The one question most raised is "Why is the title What the Butler Saw, when the play takes place in an asylum and there is not one servant to be found?" We are the butlers, if you will, peeping through the keyhole to witness all the foul deeds perpetrated by our leaders onstage. It's as if the lower middle class were privy to all the dark secrets of their masters, relish all their splendid naughtiness and can't wait to share them with everyone else. There are some daft references to the remains - parts - of Sir Winston Churchill, and when one is uncovered at play's end, it's his penis, or is it? Bawdy Joe Orton! No one or nothing is spared, and we are left at the end with complete utter anarchy where incest runs rampant.
The ensemble are quite good, especially Frances Barber as Mrs. Prentice. She is hilarious from start to finish with some delicious mugging and fast and furious pratfalls. Charles Shaughnessy is effective as the philandering Dr. Prentice, but could do a lot more to express his frustrations. Paxton Whitehead may be a little slower due to age, but he's still got it. We hung on to every line. He could read the phone book and get laughs. Rod McLachlan is a scream as the policeman, and Sarah Manton as Geraldine Barclay and Angus McEwan as the bellboy add steam and color to the proceedings. James Noone's set of the clinic is appropriate enough.

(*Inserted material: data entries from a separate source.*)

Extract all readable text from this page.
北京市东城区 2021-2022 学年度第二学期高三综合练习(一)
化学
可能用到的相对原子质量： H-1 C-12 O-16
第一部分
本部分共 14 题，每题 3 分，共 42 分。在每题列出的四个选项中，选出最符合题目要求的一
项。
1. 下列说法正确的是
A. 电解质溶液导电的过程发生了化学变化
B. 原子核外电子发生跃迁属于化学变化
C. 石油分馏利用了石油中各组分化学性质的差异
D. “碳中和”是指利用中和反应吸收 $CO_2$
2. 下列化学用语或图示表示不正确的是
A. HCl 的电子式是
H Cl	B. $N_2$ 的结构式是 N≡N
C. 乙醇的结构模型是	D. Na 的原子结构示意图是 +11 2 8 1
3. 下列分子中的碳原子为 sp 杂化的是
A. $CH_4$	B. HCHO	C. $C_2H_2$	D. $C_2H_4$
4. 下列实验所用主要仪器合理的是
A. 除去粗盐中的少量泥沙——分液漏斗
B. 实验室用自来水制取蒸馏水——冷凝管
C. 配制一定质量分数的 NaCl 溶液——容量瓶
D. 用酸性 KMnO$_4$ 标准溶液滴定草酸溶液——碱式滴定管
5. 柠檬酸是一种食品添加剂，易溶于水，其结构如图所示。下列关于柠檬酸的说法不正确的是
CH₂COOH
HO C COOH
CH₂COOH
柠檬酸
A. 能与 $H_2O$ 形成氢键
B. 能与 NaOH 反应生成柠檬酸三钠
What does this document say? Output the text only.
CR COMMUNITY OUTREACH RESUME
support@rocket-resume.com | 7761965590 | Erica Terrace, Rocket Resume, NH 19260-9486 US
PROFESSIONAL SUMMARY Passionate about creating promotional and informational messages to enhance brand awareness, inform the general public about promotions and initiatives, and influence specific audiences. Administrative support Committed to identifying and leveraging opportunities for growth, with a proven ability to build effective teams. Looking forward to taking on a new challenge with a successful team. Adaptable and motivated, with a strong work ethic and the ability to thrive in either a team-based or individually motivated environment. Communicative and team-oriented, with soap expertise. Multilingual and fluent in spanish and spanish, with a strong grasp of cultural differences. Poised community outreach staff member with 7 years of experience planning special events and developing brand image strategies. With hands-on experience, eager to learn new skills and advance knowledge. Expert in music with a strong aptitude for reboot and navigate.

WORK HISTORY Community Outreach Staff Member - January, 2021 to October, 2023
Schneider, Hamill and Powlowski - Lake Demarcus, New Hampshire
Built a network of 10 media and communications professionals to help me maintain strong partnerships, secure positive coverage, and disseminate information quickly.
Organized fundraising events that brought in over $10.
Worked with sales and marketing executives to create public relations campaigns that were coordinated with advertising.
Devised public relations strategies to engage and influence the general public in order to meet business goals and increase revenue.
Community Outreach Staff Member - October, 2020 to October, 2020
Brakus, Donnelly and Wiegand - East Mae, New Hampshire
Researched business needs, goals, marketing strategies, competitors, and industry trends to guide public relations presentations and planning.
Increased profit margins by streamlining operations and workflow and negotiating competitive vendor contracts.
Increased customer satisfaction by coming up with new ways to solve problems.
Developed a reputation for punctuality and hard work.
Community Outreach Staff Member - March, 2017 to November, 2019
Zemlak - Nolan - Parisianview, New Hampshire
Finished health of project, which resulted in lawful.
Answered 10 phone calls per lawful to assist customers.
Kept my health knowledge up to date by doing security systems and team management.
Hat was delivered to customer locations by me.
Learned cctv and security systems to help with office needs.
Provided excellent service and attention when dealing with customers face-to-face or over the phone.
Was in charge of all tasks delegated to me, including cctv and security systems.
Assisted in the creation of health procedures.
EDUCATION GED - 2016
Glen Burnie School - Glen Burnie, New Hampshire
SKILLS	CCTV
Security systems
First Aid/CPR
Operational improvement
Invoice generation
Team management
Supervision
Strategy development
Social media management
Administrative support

This may not be the best Butler I have seen, but with Joe Orton's keen dialogue and the actors' sturdy efforts to keep up the pace, it is still one helluva a laugh-filled entertainment. Time has killed some of the humor, though, as cable TV with its crude, raucous manner of portraying sex and violence - where nothing is left to the imagination - has certainly lived up to Joe Orton's visions. He was surely ahead of his time.